Article
Author(s):
Researchers at Cornell University have developed a new tool to study genetic switches active in human glioblastoma tumors that drive the growth of the cancer.
Cornell University College of Veterinary Medicine researchers have developed a new tool to study genetic switches active in human glioblastoma multiforme (GBM) tumors that drive the growth of the cancer. Their work, published recently in Nature Genetics, identifies key switches in different tumor types, some of which are associated with how long a patient with glioblastoma survives.1
GBM is an aggressive cancer; most patients survive just 15 months after diagnosis even with treatment. The new technique provides information on which switch is turning on a tumor or a disease cell, thereby providing a starting point to think about how that switch can be turned off, according to study coauthor Charles Danko, PhD.
Lead author Tinyi Chu, PhD, a graduate fellow in the laboratory at Cornell’s Baker Institute for Animal Health, said the researchers had identified enhancers that regulate groups of genes that are characteristic of each known human GBM subtype and transcription factors that drive them. The paper details how the group found 3 transcription factors that control the expression of genes associated with clinical outcomes and can drive out-of-control growth of cancer cells: C/EBP, RAR, and NF-кB. The target genes of these 3 transcription factors are systematically correlated with poor clinical outcomes.
The researchers explain that many diseases, including cancer, have fundamental defects in how genes are used, not necessarily defects in the genes themselves. Genes make up only 2% of our genome, and transcription factors (switches) bind to the genome to turn those genes on and off, which trigger the cellular changes that cause disease.
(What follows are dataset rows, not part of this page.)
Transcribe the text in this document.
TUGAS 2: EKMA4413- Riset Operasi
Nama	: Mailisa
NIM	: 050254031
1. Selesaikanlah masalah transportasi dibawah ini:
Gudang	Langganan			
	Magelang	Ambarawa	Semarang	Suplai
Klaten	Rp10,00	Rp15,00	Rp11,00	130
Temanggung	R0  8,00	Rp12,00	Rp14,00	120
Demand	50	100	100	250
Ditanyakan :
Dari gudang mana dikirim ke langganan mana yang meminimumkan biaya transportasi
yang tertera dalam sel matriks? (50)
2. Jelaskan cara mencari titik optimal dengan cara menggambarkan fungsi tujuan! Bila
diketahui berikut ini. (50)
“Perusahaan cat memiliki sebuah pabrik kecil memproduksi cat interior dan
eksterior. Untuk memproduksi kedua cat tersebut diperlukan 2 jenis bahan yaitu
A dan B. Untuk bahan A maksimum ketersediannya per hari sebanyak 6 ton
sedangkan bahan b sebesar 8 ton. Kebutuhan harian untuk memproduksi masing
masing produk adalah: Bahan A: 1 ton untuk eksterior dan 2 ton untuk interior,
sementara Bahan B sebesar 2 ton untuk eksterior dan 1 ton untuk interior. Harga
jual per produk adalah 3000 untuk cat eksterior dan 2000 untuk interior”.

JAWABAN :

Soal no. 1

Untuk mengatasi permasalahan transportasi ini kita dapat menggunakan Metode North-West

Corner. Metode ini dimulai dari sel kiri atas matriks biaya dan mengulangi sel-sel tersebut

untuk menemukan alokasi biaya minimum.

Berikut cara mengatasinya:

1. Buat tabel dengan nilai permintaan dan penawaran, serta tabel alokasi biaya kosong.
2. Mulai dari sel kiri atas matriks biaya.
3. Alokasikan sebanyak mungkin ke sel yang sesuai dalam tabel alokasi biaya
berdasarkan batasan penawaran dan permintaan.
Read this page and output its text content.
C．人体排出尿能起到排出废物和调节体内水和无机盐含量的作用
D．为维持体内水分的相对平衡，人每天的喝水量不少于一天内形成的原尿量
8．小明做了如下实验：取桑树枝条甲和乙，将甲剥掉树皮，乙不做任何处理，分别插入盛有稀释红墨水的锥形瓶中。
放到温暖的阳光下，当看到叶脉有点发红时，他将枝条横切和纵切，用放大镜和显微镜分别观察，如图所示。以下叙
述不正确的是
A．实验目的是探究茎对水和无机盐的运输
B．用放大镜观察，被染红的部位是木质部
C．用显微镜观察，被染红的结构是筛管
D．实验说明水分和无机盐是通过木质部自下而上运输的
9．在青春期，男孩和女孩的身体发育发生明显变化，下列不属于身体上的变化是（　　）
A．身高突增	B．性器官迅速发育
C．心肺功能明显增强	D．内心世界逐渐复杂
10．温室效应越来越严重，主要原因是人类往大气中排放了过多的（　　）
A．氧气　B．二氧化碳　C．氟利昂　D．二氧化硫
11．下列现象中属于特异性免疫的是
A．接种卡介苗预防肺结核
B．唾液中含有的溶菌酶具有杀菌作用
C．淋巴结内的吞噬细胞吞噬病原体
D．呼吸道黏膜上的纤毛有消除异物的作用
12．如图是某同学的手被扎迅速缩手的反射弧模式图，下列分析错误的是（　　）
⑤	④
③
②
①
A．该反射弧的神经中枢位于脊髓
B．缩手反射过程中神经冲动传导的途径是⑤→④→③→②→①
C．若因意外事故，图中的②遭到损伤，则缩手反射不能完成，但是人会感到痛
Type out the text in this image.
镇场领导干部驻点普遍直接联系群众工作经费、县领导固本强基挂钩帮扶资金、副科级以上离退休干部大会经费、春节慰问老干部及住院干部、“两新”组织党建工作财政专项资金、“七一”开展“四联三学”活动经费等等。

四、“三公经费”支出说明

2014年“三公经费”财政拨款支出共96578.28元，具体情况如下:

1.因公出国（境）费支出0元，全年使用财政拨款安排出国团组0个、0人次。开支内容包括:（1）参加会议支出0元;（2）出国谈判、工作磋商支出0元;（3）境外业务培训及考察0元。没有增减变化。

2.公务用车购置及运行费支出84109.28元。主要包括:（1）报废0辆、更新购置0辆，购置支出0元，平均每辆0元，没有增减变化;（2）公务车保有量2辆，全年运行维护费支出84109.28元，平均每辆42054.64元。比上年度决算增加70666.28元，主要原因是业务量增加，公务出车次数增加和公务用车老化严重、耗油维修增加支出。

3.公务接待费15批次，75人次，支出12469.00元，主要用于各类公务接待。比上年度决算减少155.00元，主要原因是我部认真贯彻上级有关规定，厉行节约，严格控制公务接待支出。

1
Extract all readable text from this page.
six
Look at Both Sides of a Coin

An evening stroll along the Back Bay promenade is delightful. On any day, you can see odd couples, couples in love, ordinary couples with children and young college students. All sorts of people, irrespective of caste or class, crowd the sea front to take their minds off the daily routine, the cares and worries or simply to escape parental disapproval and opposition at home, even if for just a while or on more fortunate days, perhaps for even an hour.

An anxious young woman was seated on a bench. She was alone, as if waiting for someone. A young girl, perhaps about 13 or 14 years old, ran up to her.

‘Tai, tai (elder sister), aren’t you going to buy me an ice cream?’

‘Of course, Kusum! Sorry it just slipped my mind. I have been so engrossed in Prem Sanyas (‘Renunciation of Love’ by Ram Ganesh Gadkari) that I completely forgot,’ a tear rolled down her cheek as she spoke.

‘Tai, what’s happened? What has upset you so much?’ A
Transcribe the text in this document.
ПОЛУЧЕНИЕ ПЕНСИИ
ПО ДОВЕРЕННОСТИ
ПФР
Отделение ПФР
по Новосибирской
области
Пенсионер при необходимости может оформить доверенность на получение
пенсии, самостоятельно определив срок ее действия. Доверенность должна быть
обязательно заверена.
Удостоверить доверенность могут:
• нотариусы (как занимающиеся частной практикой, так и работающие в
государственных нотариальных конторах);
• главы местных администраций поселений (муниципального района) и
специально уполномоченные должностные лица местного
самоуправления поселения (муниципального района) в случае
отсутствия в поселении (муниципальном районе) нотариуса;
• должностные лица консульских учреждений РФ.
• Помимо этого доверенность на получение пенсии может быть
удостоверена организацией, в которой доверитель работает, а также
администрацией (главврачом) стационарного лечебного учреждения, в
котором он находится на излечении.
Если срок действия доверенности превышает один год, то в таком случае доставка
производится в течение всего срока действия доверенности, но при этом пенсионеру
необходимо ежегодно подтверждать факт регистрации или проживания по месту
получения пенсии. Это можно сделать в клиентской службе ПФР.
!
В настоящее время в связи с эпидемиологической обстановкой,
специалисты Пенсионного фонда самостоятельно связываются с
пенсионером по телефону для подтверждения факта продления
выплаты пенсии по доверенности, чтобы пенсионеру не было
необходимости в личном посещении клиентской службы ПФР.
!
The investigators used a technique called chromatin run-on (ChRO-seq), a new nascent transcription assay, to analyze the tumors and create a map of which switches are active and which genes they turn on. Using ChRO-seq data, the researchers classified the glioblastoma into subtypes based on which switches were active in different tumors compared with healthy brain tissue. The team identified 3 switches that will be tested to determine whether they can predict which glioblastoma patients survive longer, including 2 switches whose connections were previously unknown. It is hoped that these findings can eventually be used to create personalized treatment plans for patients or help to develop new therapies.
The researchers (along with colleagues at the State University of New York Upstate Medical University) analyzed 20 human glioblastoma samples from a tissue bank. They devised the new ChRO-seq protocol, which produces similar maps of transcription to PRO-seq in cell lines,2 but it can also be applied to solid tissue samples.
“Through this technique we have gained new insights into the molecular etiology of GBM,” the researchers note. “ChRO-seq has the potential to be used across the biomedical sciences to analyze regulatory programs that contribute to solid tumors and other tissues that have proved challenging to study using existing molecular tools.”
The investigators state that the insights they report were possible only because ChRO-seq is a more direct indicator of transcription factor activity than other tools applied previously in GBM. They conclude, “As the pharmacology for targeting diverse transcription factor families develops, the transcription factors reported here, as well as our strategies for finding them, should become more useful in nominating targeted therapies.”
Taken together, the analysis suggests that the 3 transcription factors detailed in the study work together to activate a shared regulatory program that controls inflammatory processes and correlates with poor clinical outcomes in GBM.